3. Originally Posted by ThePerfectHacker
$\displaystyle 3^3+4^3+5^3=6^3$
You cannot form a cube of side 6 from two cubes of sides 3 and 4 and 5.
since if one cube were adjacent to one of the others at least one dimension
of the resulting solid must be 7 or greater.

RonL

4. Originally Posted by CaptainBlack
You cannot form a cube of side 6 from two cubes of sides 3 and 4.

RonL
I think I am missing something here.

5. Originally Posted by ThePerfectHacker
I think I am missing something here.
We are talking about cutting a cube of side 6 into smaller cubes. That
means that if two of the smaller cubes were adjacent before disassembly
of the big cube then the sum of their sides must be <=6 otherwise they
cannot have fitted into the cube of side 6.

RonL

6. Hello, ThePerfectHacker!

I think I am missing something here.
You took a six-inch cube and cut out a 5-inch-cube.

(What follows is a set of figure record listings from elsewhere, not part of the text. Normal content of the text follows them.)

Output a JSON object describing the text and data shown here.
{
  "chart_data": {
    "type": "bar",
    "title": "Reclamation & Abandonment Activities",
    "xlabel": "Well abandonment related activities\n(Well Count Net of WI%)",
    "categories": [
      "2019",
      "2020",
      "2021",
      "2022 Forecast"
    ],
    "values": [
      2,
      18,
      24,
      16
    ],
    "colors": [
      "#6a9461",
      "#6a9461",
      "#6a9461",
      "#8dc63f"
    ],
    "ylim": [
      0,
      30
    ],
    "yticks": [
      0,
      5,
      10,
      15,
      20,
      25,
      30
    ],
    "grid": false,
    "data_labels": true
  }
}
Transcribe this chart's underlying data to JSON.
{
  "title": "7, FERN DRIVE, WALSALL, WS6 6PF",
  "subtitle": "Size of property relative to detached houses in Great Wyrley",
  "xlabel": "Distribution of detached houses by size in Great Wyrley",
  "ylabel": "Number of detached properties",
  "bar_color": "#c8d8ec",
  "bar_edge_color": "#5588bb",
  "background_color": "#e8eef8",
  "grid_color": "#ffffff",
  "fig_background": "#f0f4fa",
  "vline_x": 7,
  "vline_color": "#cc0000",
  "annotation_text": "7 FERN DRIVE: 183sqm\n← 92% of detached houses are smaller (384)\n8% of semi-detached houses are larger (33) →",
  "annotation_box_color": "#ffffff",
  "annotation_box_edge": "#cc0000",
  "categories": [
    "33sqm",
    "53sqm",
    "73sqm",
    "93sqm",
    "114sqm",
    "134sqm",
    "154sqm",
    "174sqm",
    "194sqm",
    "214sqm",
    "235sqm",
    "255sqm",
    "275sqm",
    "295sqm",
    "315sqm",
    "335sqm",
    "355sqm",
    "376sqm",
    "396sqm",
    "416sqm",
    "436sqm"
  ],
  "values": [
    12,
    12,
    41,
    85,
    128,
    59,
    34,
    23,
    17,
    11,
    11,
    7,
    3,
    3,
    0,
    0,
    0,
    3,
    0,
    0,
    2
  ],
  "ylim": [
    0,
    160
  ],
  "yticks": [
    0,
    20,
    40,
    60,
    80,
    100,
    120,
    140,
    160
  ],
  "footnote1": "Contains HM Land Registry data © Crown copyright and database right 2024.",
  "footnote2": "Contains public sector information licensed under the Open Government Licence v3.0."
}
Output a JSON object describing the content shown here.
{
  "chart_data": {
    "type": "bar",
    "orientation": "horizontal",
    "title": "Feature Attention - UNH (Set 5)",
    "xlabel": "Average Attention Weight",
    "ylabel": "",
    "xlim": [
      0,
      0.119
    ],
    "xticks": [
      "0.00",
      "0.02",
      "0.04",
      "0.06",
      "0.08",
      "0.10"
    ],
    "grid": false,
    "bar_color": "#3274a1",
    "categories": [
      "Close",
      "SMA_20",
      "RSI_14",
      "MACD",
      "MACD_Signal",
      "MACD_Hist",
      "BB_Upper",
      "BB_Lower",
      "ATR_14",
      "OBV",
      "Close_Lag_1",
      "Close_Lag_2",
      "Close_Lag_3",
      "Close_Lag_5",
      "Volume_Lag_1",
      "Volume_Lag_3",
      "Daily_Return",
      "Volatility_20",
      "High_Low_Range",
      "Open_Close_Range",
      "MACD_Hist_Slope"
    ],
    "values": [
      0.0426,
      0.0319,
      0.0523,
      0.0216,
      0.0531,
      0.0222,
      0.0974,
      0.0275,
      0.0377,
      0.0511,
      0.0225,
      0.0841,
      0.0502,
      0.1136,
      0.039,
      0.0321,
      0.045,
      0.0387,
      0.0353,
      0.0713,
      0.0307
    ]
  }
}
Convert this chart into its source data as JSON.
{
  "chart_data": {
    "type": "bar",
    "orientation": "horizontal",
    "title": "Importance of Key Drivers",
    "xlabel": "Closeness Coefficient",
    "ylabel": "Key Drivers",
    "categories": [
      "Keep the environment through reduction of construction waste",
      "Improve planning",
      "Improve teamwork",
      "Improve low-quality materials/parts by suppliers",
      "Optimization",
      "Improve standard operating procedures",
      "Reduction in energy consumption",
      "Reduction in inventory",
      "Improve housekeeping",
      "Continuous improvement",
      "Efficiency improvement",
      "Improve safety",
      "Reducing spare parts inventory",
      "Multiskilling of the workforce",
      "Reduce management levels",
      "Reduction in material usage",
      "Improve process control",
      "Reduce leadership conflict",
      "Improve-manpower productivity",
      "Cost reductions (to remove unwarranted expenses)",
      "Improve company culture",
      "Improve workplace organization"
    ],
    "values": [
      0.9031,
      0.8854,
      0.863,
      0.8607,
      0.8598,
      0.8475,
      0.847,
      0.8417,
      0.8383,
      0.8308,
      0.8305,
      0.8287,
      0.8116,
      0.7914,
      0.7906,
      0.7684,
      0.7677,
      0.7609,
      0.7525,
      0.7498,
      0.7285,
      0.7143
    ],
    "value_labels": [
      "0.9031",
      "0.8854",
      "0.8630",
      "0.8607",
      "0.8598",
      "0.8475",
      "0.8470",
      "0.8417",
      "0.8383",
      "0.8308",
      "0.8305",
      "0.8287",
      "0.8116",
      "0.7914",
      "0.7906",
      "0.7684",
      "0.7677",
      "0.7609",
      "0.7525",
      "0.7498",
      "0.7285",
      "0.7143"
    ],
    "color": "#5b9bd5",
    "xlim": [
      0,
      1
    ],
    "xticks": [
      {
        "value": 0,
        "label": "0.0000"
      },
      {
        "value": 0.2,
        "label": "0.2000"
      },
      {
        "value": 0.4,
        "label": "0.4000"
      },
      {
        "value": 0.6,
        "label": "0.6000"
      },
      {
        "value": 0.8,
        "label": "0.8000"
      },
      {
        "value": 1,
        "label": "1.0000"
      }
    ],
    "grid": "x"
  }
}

Then you took the remaining volume, diced it into 91 one-inch cubes,
and reassembled them into a 3-inch cube and a 4-inch cube.

7. I see what you are saying.

8. Originally Posted by Soroban
Hello, ThePerfectHacker!

You took a six-inch cube and cut out a 5-inch-cube.

Then you took the remaining volume, diced it into 91 one-inch cubes,
and reassembled them into a 3-inch cube and a 4-inch cube.
prove that there will be atleast two cubes of same size

9. Can I rephraze problem az,
$\displaystyle \sum_{k=1}^n x_k^3=y^3$
Where, $\displaystyle x_i< x_j$ iff $\displaystyle i<j$.

10. Originally Posted by ThePerfectHacker
Can I rephraze problem az,
$\displaystyle \sum_{k=1}^n x_k^3=y^3$
Where, $\displaystyle x_i< x_j$ iff $\displaystyle i<j$.
Keep in mind that sum of some x's should be y(edge of cube)

11. Originally Posted by malaygoel
Keep in mind that sum of some x's should be y(edge of cube)
$\displaystyle x_1+x_2+...+x_n=y$
With,
$\displaystyle (x_1)^3+(x_2)^3+...+(x_n)^3=y^3$

12. Originally Posted by ThePerfectHacker
$\displaystyle x_1+x_2+...+x_n=y$
With,
$\displaystyle (x_1)^3+(x_2)^3+...+(x_n)^3=y^3$
I think you have made the wrong equations